Все мы смертны | страница 123



Двухлетнее наблюдение над этой программой “параллельного ухода” (concurrent care) показало, что участвовавшие в ней больные гораздо охотнее обращались в хоспис: их доля выросла с 26 до 70 %[101]. И неудивительно, ведь теперь их не вынуждали отказываться от всего остального. Удивительно другое: больные стали сами отказываться от агрессивного лечения. Они приезжали в больницу по скорой вдвое реже, чем больные из контрольной группы. Оставались в больнице и в реанимации на две трети реже. Общие расходы таких больных упали почти на четверть.

Результат поражал и обескураживал: было не очень понятно, почему, собственно, новый подход оказался столь действенным. Компания Aetna предлагала и более скромную программу совместного лечения для более широкой группы смертельно больных[102]. К ним применялись стандартные правила хосписа: чтобы получать услуги хосписа на дому, нужно было отказаться от обычного лечения. Однако и в том, и в другом случае к больному прикреплялись патронажные сестры, которые регулярно звонили ему, заходили проведать и помогали во всем – от подбора болеутоляющих до оформления завещания. И среди этих больных доля обратившихся в хоспис подскочила до 70 %, а потребность в больничном обслуживании резко упала. Престарелые больные теперь на 85 % реже соглашались лечь в реанимацию, при этом показатели удовлетворенности взлетели до небес. В чем же дело? Руководители программы решили, что дело в патронажной сестре: они предоставили тяжело больному человеку собеседника, обладающего нужным опытом и знаниями, с которым можно было обсудить свои повседневные нужды. Ведь иногда достаточно просто поговорить.

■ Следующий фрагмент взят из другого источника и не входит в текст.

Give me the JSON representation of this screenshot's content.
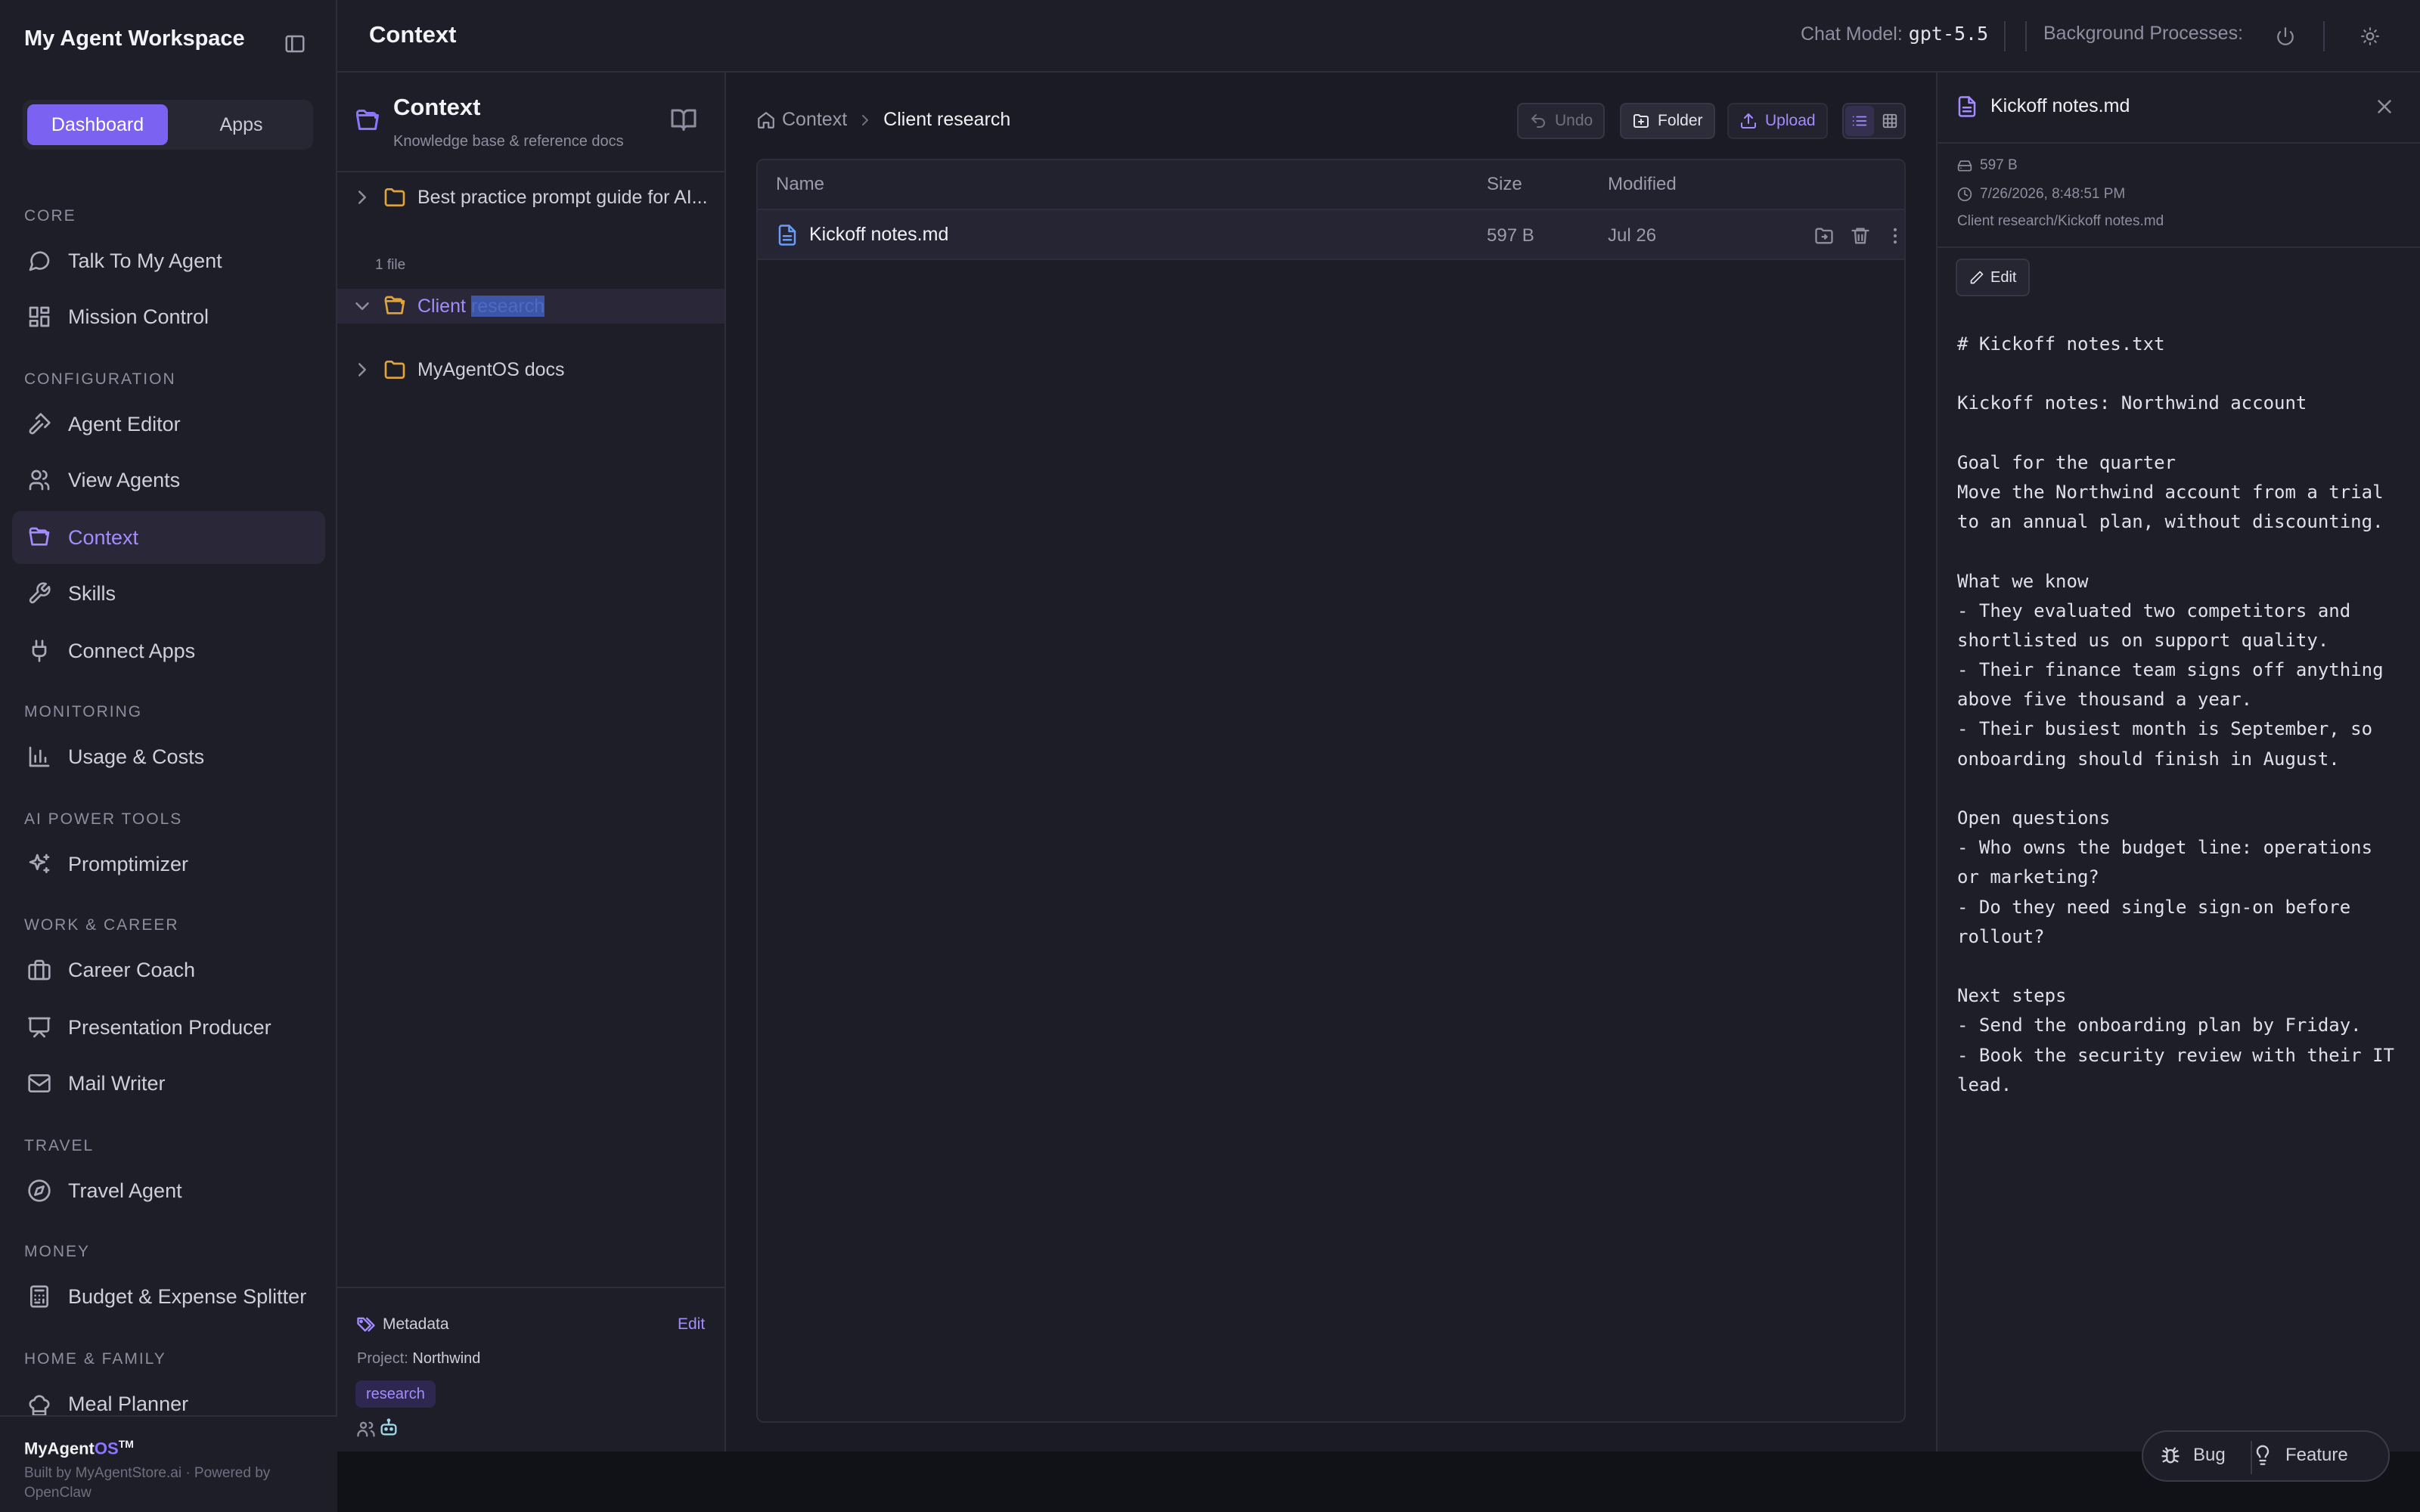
{
  "sidebar": {
    "workspace_title": "My Agent Workspace",
    "switcher": {
      "dashboard": "Dashboard",
      "apps": "Apps"
    },
    "sections": {
      "core": "CORE",
      "configuration": "CONFIGURATION",
      "monitoring": "MONITORING",
      "ai_power_tools": "AI POWER TOOLS",
      "work_career": "WORK & CAREER",
      "travel": "TRAVEL",
      "money": "MONEY",
      "home_family": "HOME & FAMILY"
    },
    "items": {
      "talk": "Talk To My Agent",
      "mission": "Mission Control",
      "agent_editor": "Agent Editor",
      "view_agents": "View Agents",
      "context": "Context",
      "skills": "Skills",
      "connect_apps": "Connect Apps",
      "usage": "Usage & Costs",
      "promptimizer": "Promptimizer",
      "career": "Career Coach",
      "presentation": "Presentation Producer",
      "mail": "Mail Writer",
      "travel_agent": "Travel Agent",
      "budget": "Budget & Expense Splitter",
      "meal": "Meal Planner"
    },
    "active_item": "Context",
    "footer": {
      "brand_prefix": "MyAgent",
      "brand_os": "OS",
      "brand_tm": "TM",
      "built_by": "Built by MyAgentStore.ai · Powered by OpenClaw"
    }
  },
  "topbar": {
    "title": "Context",
    "chat_model_label": "Chat Model:",
    "chat_model_value": "gpt-5.5",
    "background_label": "Background Processes:"
  },
  "tree": {
    "title": "Context",
    "subtitle": "Knowledge base & reference docs",
    "folders": [
      {
        "name": "Best practice prompt guide for AI..."
      },
      {
        "name_visible": "Client",
        "name_selected": "research"
      },
      {
        "name": "MyAgentOS docs"
      }
    ],
    "file_count": "1 file",
    "metadata": {
      "title": "Metadata",
      "edit": "Edit",
      "project_label": "Project:",
      "project_value": "Northwind",
      "tag": "research"
    }
  },
  "browser": {
    "breadcrumb": [
      "Context",
      "Client research"
    ],
    "buttons": {
      "undo": "Undo",
      "folder": "Folder",
      "upload": "Upload"
    },
    "columns": {
      "name": "Name",
      "size": "Size",
      "modified": "Modified"
    },
    "files": [
      {
        "name": "Kickoff notes.md",
        "size": "597 B",
        "modified": "Jul 26"
      }
    ]
  },
  "preview": {
    "title": "Kickoff notes.md",
    "size": "597 B",
    "timestamp": "7/26/2026, 8:48:51 PM",
    "path": "Client research/Kickoff notes.md",
    "edit": "Edit",
    "content_lines": [
      "# Kickoff notes.txt",
      "",
      "Kickoff notes: Northwind account",
      "",
      "Goal for the quarter",
      "Move the Northwind account from a trial",
      "to an annual plan, without discounting.",
      "",
      "What we know",
      "- They evaluated two competitors and",
      "shortlisted us on support quality.",
      "- Their finance team signs off anything",
      "above five thousand a year.",
      "- Their busiest month is September, so",
      "onboarding should finish in August.",
      "",
      "Open questions",
      "- Who owns the budget line: operations",
      "or marketing?",
      "- Do they need single sign-on before",
      "rollout?",
      "",
      "Next steps",
      "- Send the onboarding plan by Friday.",
      "- Book the security review with their IT",
      "lead."
    ]
  },
  "feedback": {
    "bug": "Bug",
    "feature": "Feature"
  },
  "colors": {
    "accent": "#8d74ff",
    "folder": "#e0a43a",
    "file": "#6a9cf5",
    "background": "#1b1b25"
  }
}
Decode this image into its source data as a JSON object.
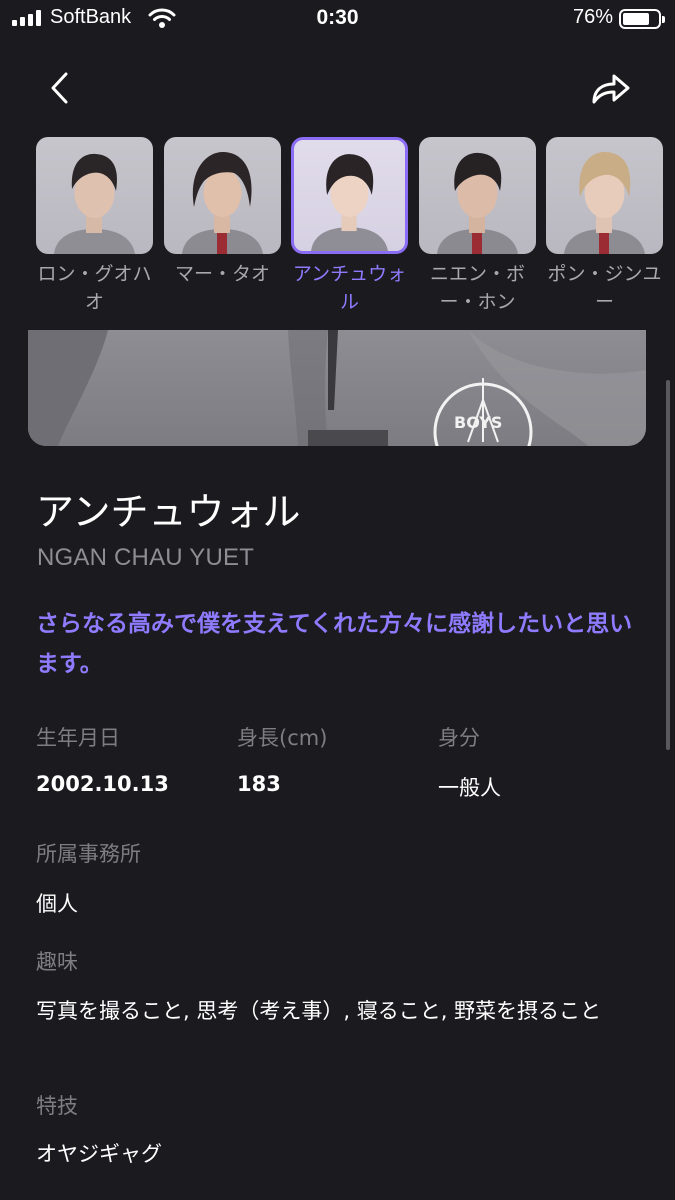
{
  "status_bar": {
    "carrier": "SoftBank",
    "time": "0:30",
    "battery": "76%"
  },
  "carousel": {
    "members": [
      {
        "name": "ロン・グオハオ",
        "selected": false
      },
      {
        "name": "マー・タオ",
        "selected": false
      },
      {
        "name": "アンチュウォル",
        "selected": true
      },
      {
        "name": "ニエン・ボー・ホン",
        "selected": false
      },
      {
        "name": "ポン・ジンユー",
        "selected": false
      }
    ]
  },
  "profile": {
    "name": "アンチュウォル",
    "romanized": "NGAN CHAU YUET",
    "quote": "さらなる高みで僕を支えてくれた方々に感謝したいと思います。",
    "birthday_label": "生年月日",
    "birthday": "2002.10.13",
    "height_label": "身長(cm)",
    "height": "183",
    "status_label": "身分",
    "status": "一般人",
    "agency_label": "所属事務所",
    "agency": "個人",
    "hobby_label": "趣味",
    "hobby": "写真を撮ること, 思考（考え事）, 寝ること, 野菜を摂ること",
    "skill_label": "特技",
    "skill": "オヤジギャグ"
  },
  "colors": {
    "background": "#1b1a1e",
    "accent": "#8e7bff",
    "muted": "#7e7d83"
  }
}
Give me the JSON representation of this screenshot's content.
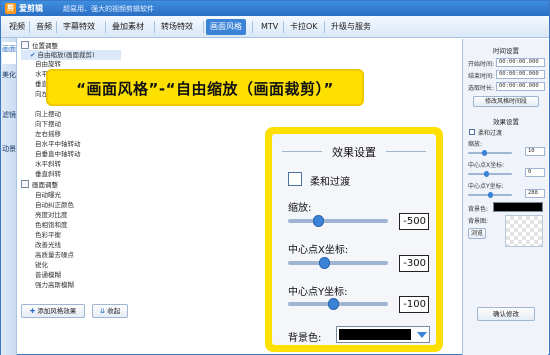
{
  "titlebar": {
    "logo": "剪",
    "app_name": "爱剪辑",
    "slogan": "超易用、强大的视频剪辑软件"
  },
  "menu": [
    {
      "label": "视频",
      "active": false
    },
    {
      "label": "音频",
      "active": false
    },
    {
      "label": "字幕特效",
      "active": false
    },
    {
      "label": "叠加素材",
      "active": false
    },
    {
      "label": "转场特效",
      "active": false
    },
    {
      "label": "画面风格",
      "active": true
    },
    {
      "label": "MTV",
      "active": false
    },
    {
      "label": "卡拉OK",
      "active": false
    },
    {
      "label": "升级与服务",
      "active": false
    }
  ],
  "side_tabs": [
    "画面",
    "美化",
    "滤镜",
    "动景"
  ],
  "tree": {
    "group_position": "位置调整",
    "position_items": [
      "自由缩放(画面裁剪)",
      "自由旋转",
      "水平翻转",
      "垂直翻转",
      "向左摆动",
      "向上摆动",
      "向下摆动",
      "左右摇移",
      "自水平中轴转动",
      "自垂直中轴转动",
      "水平斜转",
      "垂直斜转"
    ],
    "group_adjust": "画面调整",
    "adjust_items": [
      "自动曝光",
      "自动纠正颜色",
      "亮度对比度",
      "色相饱和度",
      "色彩平衡",
      "改善光线",
      "高质量去噪点",
      "锐化",
      "普通模糊",
      "强力高斯模糊"
    ]
  },
  "bottom": {
    "add_button": "添加风格效果",
    "collapse_button": "收起",
    "confirm_button": "确认修改"
  },
  "right_panel": {
    "time_heading": "时间设置",
    "start_label": "开始时间:",
    "start_value": "00:00:00.000",
    "end_label": "结束时间:",
    "end_value": "00:00:00.000",
    "duration_label": "选取时长:",
    "duration_value": "00:00:00.000",
    "modify_time_button": "修改风格时间段",
    "effect_heading": "效果设置",
    "smooth_label": "柔和过渡",
    "zoom_label": "缩放:",
    "zoom_value": "10",
    "cx_label": "中心点X坐标:",
    "cx_value": "0",
    "cy_label": "中心点Y坐标:",
    "cy_value": "288",
    "bg_label": "背景色:",
    "bg_image_label": "背景图:",
    "browse_button": "浏览"
  },
  "callout": {
    "text": "“画面风格”-“自由缩放（画面裁剪）”"
  },
  "zoom_panel": {
    "title": "效果设置",
    "smooth_label": "柔和过渡",
    "scale_label": "缩放:",
    "scale_value": "-500",
    "scale_level": 0.3,
    "cx_label": "中心点X坐标:",
    "cx_value": "-300",
    "cx_level": 0.36,
    "cy_label": "中心点Y坐标:",
    "cy_value": "-100",
    "cy_level": 0.45,
    "bg_label": "背景色:",
    "bg_color": "#000000"
  },
  "colors": {
    "accent": "#3b83d6",
    "callout": "#fde000"
  }
}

Однако, похоже, все объясняется иначе – и хотя это объяснение поначалу не укладывается в голове, однако в последние годы появляется все больше данных в его поддержку. Две трети онкологических больных в терминальной стадии в рамках исследования “Пытаясь справиться с раком” рассказали, что они так и не обсудили со своими лечащими врачами, какова все же цель этой финальной терапии, – несмотря на то, что им в среднем оставалось жить всего четыре месяца[103]. Зато оставшейся трети больных, которые все же смогли обсудить это со своим врачом, гораздо реже приходилось подвергаться сердечно-легочной реанимации или искусственной вентиляции легких, и они гораздо реже умирали в реанимационном отделении. Большинство таких больных обратились в хоспис. Они меньше страдали, сохранили больше физических способностей и могли лучше и дольше общаться с окружающими. Кроме того, через шесть месяцев после их смерти у членов их семей заметно реже наблюдалась устойчивая тяжелая депрессия. Иными словами, те больные, у которых был разговор по душам с врачом и которые смогли рассказать ему, чего они хотят на закате дней, гораздо чаще умирали мирно, контролируя ситуацию и избавляя родных от душевных мук.